From how to upload a Panchayat asset photo and its details to clarifying scheme guidelines, eGramSaathi, an AI-powered assistant developed by the Ministry of Panchayati Raj, is now positioning itself as the digital
bridge between village citizens and grassroots governance.
And this is not a pilot project tucked away in files. It will be live on the international stage at the India AI Impact Expo 2026 in New Delhi, starting February 16. News18 reviewed the documents prepared for the summit.
At a time when Artificial Intelligence (AI) is often showcased through flashy consumer apps and global tech debates, the Ministry of Panchayati Raj is quietly placing AI inside the Gram Sabha, empowering India’s grassroots governance.

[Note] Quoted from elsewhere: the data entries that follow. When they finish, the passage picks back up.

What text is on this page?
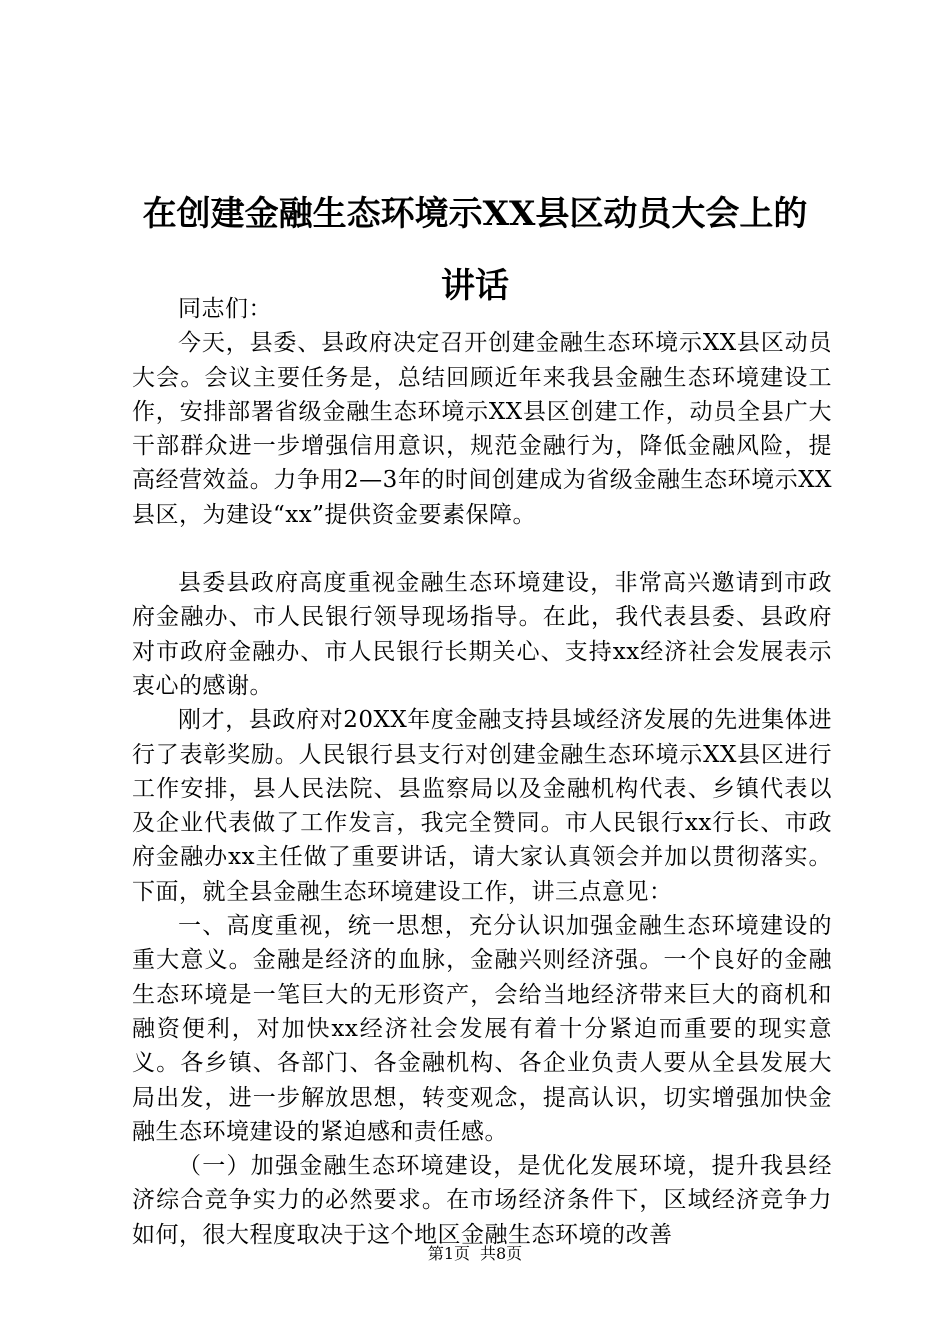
在创建金融生态环境示XX县区动员大会上的
讲话

同志们：

今天，县委、县政府决定召开创建金融生态环境示XX县区动员大会。会议主要任务是，总结回顾近年来我县金融生态环境建设工作，安排部署省级金融生态环境示XX县区创建工作，动员全县广大干部群众进一步增强信用意识，规范金融行为，降低金融风险，提高经营效益。力争用2—3年的时间创建成为省级金融生态环境示XX县区，为建设“xx”提供资金要素保障。

县委县政府高度重视金融生态环境建设，非常高兴邀请到市政府金融办、市人民银行领导现场指导。在此，我代表县委、县政府对市政府金融办、市人民银行长期关心、支持xx经济社会发展表示衷心的感谢。

刚才，县政府对20XX年度金融支持县域经济发展的先进集体进行了表彰奖励。人民银行县支行对创建金融生态环境示XX县区进行工作安排，县人民法院、县监察局以及金融机构代表、乡镇代表以及企业代表做了工作发言，我完全赞同。市人民银行xx行长、市政府金融办xx主任做了重要讲话，请大家认真领会并加以贯彻落实。下面，就全县金融生态环境建设工作，讲三点意见：

一、高度重视，统一思想，充分认识加强金融生态环境建设的重大意义。金融是经济的血脉，金融兴则经济强。一个良好的金融生态环境是一笔巨大的无形资产，会给当地经济带来巨大的商机和融资便利，对加快xx经济社会发展有着十分紧迫而重要的现实意义。各乡镇、各部门、各金融机构、各企业负责人要从全县发展大局出发，进一步解放思想，转变观念，提高认识，切实增强加快金融生态环境建设的紧迫感和责任感。

（一）加强金融生态环境建设，是优化发展环境，提升我县经济综合竞争实力的必然要求。在市场经济条件下，区域经济竞争力如何，很大程度取决于这个地区金融生态环境的改善

第1页 共8页
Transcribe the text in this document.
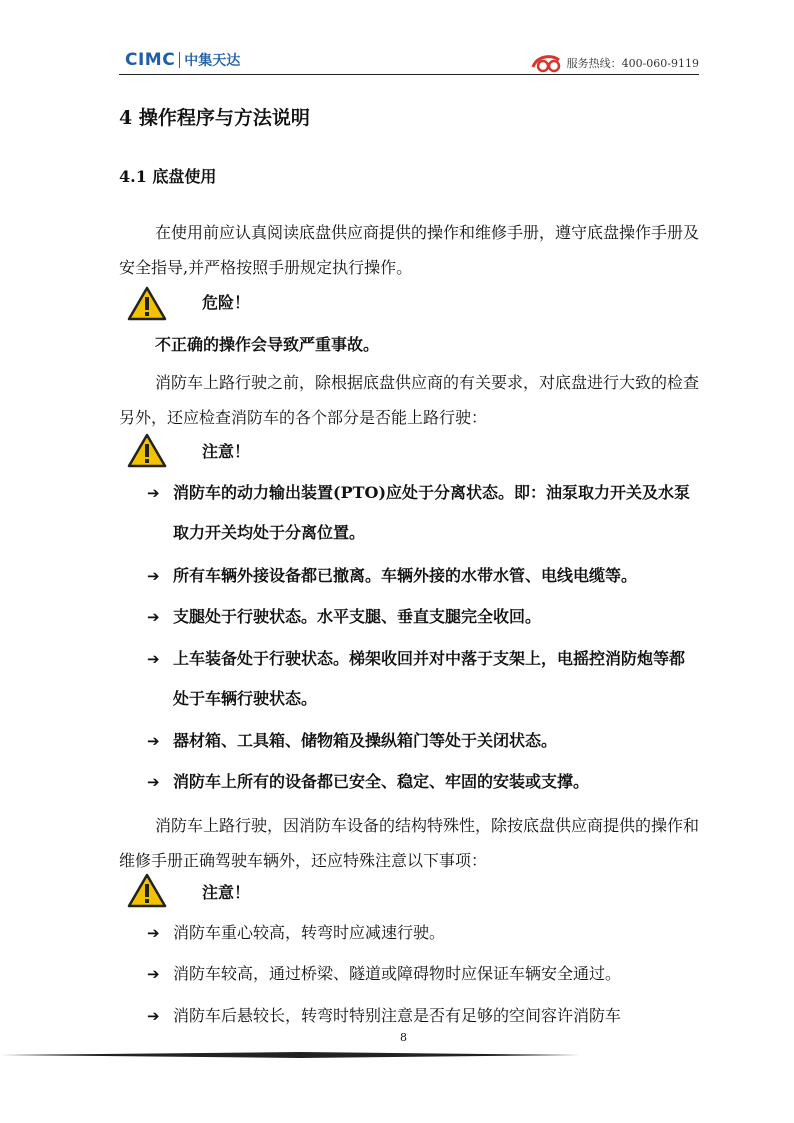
CIMC 中集天达	服务热线：400-060-9119
4 操作程序与方法说明
4.1 底盘使用
在使用前应认真阅读底盘供应商提供的操作和维修手册，遵守底盘操作手册及安全指导,并严格按照手册规定执行操作。
危险！
不正确的操作会导致严重事故。
消防车上路行驶之前，除根据底盘供应商的有关要求，对底盘进行大致的检查另外，还应检查消防车的各个部分是否能上路行驶：
注意！
➔ 消防车的动力输出装置(PTO)应处于分离状态。即：油泵取力开关及水泵取力开关均处于分离位置。
➔ 所有车辆外接设备都已撤离。车辆外接的水带水管、电线电缆等。
➔ 支腿处于行驶状态。水平支腿、垂直支腿完全收回。
➔ 上车装备处于行驶状态。梯架收回并对中落于支架上，电摇控消防炮等都处于车辆行驶状态。
➔ 器材箱、工具箱、储物箱及操纵箱门等处于关闭状态。
➔ 消防车上所有的设备都已安全、稳定、牢固的安装或支撑。
消防车上路行驶，因消防车设备的结构特殊性，除按底盘供应商提供的操作和维修手册正确驾驶车辆外，还应特殊注意以下事项：
注意！
➔ 消防车重心较高，转弯时应减速行驶。
➔ 消防车较高，通过桥梁、隧道或障碍物时应保证车辆安全通过。
➔ 消防车后悬较长，转弯时特别注意是否有足够的空间容许消防车
8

The Ministry will present a suite of AI-enabled governance tools designed specifically for decentralised administration. Alongside eGramSaathi, there is SabhaSaar, an AI system that records, transcribes and converts Gram Sabha deliberations into structured, actionable minutes of meeting, reducing paperwork and ensuring decisions don’t dissolve into memory.

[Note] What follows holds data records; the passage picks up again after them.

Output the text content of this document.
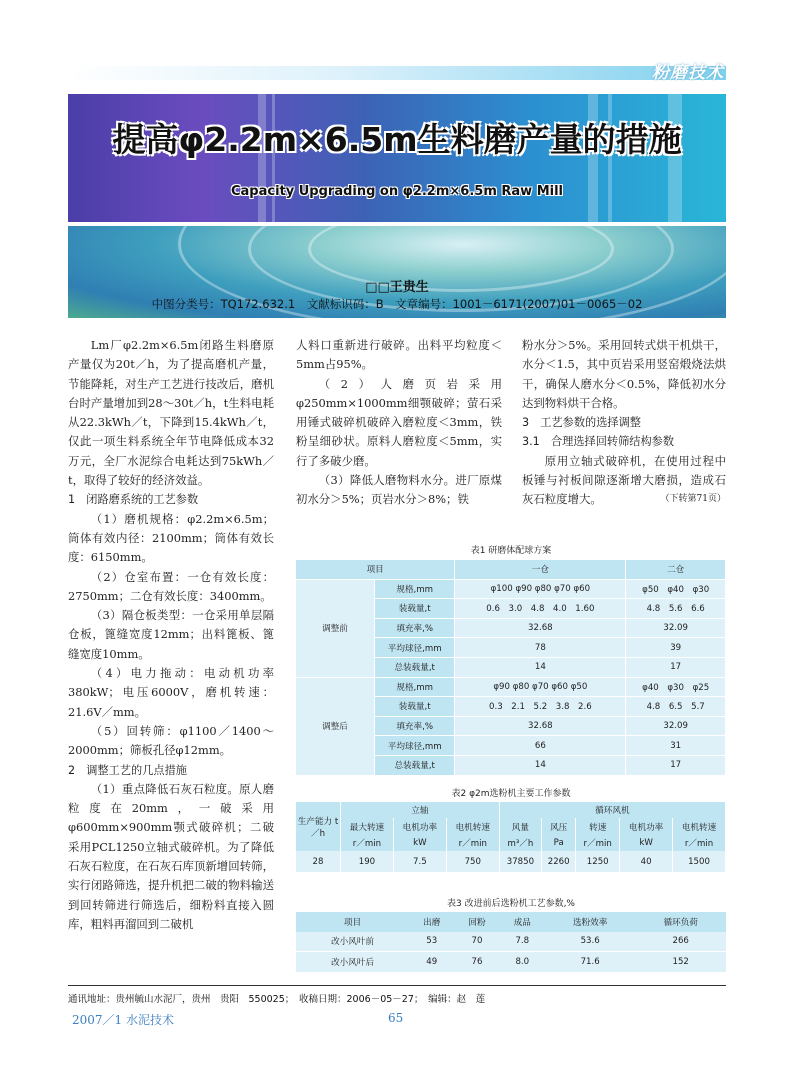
粉磨技术
提高φ2.2m×6.5m生料磨产量的措施
Capacity Upgrading on φ2.2m×6.5m Raw Mill
□□王贵生
中图分类号：TQ172.632.1　文献标识码：B　文章编号：1001－6171(2007)01－0065－02

Lm厂φ2.2m×6.5m闭路生料磨原产量仅为20t／h，为了提高磨机产量，节能降耗，对生产工艺进行技改后，磨机台时产量增加到28～30t／h，t生料电耗从22.3kWh／t，下降到15.4kWh／t，仅此一项生料系统全年节电降低成本32万元，全厂水泥综合电耗达到75kWh／t，取得了较好的经济效益。

1　闭路磨系统的工艺参数

（1）磨机规格：φ2.2m×6.5m；筒体有效内径：2100mm；筒体有效长度：6150mm。

（2）仓室布置：一仓有效长度：2750mm；二仓有效长度：3400mm。

（3）隔仓板类型：一仓采用单层隔仓板，篦缝宽度12mm；出料篦板、篦缝宽度10mm。

（4）电力拖动：电动机功率380kW；电压6000V，磨机转速：21.6V／mm。

（5）回转筛：φ1100／1400～2000mm；筛板孔径φ12mm。

2　调整工艺的几点措施

（1）重点降低石灰石粒度。原人磨粒度在20mm，一破采用φ600mm×900mm颚式破碎机；二破采用PCL1250立轴式破碎机。为了降低石灰石粒度，在石灰石库顶新增回转筛，实行闭路筛选，提升机把二破的物料输送到回转筛进行筛选后，细粉料直接入圆库，粗料再溜回到二破机

人料口重新进行破碎。出料平均粒度＜5mm占95%。

（2）人磨页岩采用φ250mm×1000mm细颚破碎；萤石采用锤式破碎机破碎入磨粒度＜3mm，铁粉呈细砂状。原料人磨粒度＜5mm，实行了多破少磨。

（3）降低人磨物料水分。进厂原煤初水分＞5%；页岩水分＞8%；铁

粉水分＞5%。采用回转式烘干机烘干，水分＜1.5，其中页岩采用竖窑煅烧法烘干，确保人磨水分＜0.5%，降低初水分达到物料烘干合格。

3　工艺参数的选择调整

3.1　合理选择回转筛结构参数

原用立轴式破碎机，在使用过程中板锤与衬板间隙逐渐增大磨损，造成石灰石粒度增大。	（下转第71页）

表1 研磨体配球方案
项目		一仓	二仓
调整前	规格,mm	φ100 φ90 φ80 φ70 φ60	φ50　φ40　φ30
	装载量,t	0.6　3.0　4.8　4.0　1.60	4.8　5.6　6.6
	填充率,%	32.68	32.09
	平均球径,mm	78	39
	总装载量,t	14	17
调整后	规格,mm	φ90 φ80 φ70 φ60 φ50	φ40　φ30　φ25
	装载量,t	0.3　2.1　5.2　3.8　2.6	4.8　6.5　5.7
	填充率,%	32.68	32.09
	平均球径,mm	66	31
	总装载量,t	14	17
表2 φ2m选粉机主要工作参数
生产能力 t／h	立轴			循环风机				
	最大转速	电机功率	电机转速	风量	风压	转速	电机功率	电机转速
	r／min	kW	r／min	m³／h	Pa	r／min	kW	r／min
28	190	7.5	750	37850	2260	1250	40	1500
表3 改进前后选粉机工艺参数,%
项目	出磨	回粉	成品	选粉效率	循环负荷
改小风叶前	53	70	7.8	53.6	266
改小风叶后	49	76	8.0	71.6	152
通讯地址：贵州毓山水泥厂，贵州　贵阳　550025；　收稿日期：2006－05－27；　编辑：赵　莲
2007／1 水泥技术	65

Then comes PRAMAN (Panchayati Raj Asset Monitoring and Notification), an image analytics platform that automatically validates uploaded asset photographs, checks authenticity, flags duplication and assesses quality. In a system where physical asset verification often slows schemes, automation could prove transformative.

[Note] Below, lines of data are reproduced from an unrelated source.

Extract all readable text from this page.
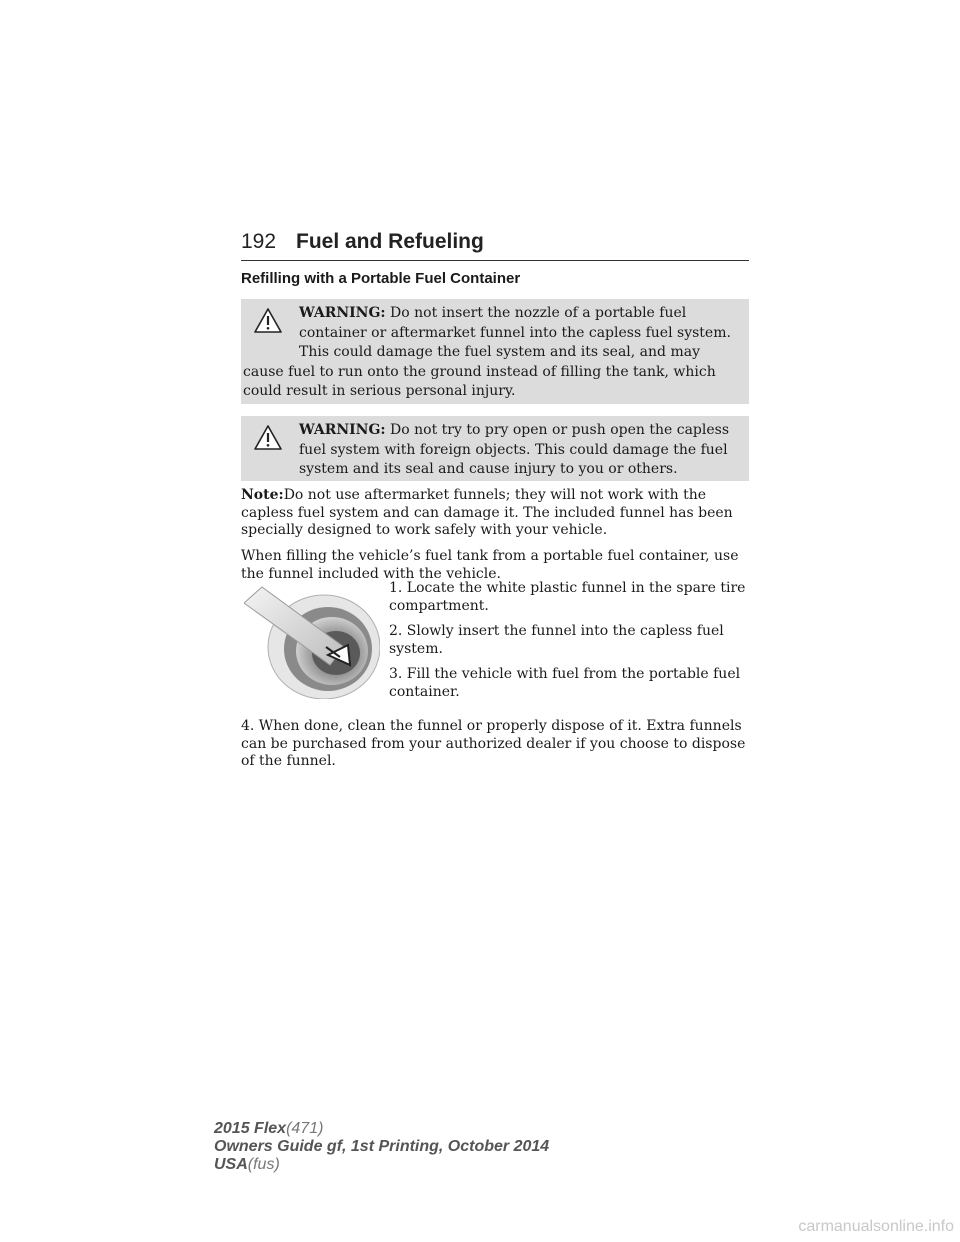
192 Fuel and Refueling
Refilling with a Portable Fuel Container
WARNING: Do not insert the nozzle of a portable fuel container or aftermarket funnel into the capless fuel system. This could damage the fuel system and its seal, and may cause fuel to run onto the ground instead of filling the tank, which could result in serious personal injury.
WARNING: Do not try to pry open or push open the capless fuel system with foreign objects. This could damage the fuel system and its seal and cause injury to you or others.
Note:Do not use aftermarket funnels; they will not work with the capless fuel system and can damage it. The included funnel has been specially designed to work safely with your vehicle.
When filling the vehicle’s fuel tank from a portable fuel container, use the funnel included with the vehicle.
1. Locate the white plastic funnel in the spare tire compartment.
2. Slowly insert the funnel into the capless fuel system.
3. Fill the vehicle with fuel from the portable fuel container.
4. When done, clean the funnel or properly dispose of it. Extra funnels can be purchased from your authorized dealer if you choose to dispose of the funnel.
2015 Flex(471)
Owners Guide gf, 1st Printing, October 2014
USA(fus)
carmanualsonline.info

But the showcase is not confined to dashboards and screens. Visitors will be able to — Be the Sarpanch — a role-based simulation placing participants inside AI-assisted decision-making scenarios. A virtual reality Gram Sabha experience, immersive walkthroughs and live demonstrations aim to show how technology can simplify complex administrative processes without displacing human agency.
The larger message is unmistakable here. AI in India’s public systems is not being framed merely as efficiency software, but as an accountability tool. By embedding transcription accuracy, image verification and instant citizen responses into Panchayat workflows, the Ministry is signalling that emerging technologies can strengthen transparency at the grassroots, where governance is most immediate.
As India hosts what is being described as a first-of-its-kind global AI summit in the Global South, the rural Ministry’s bet is clear. The future of AI will not be defined only in boardrooms, but in village meetings, asset registers and citizen queries, answered, perhaps, by a chatbot.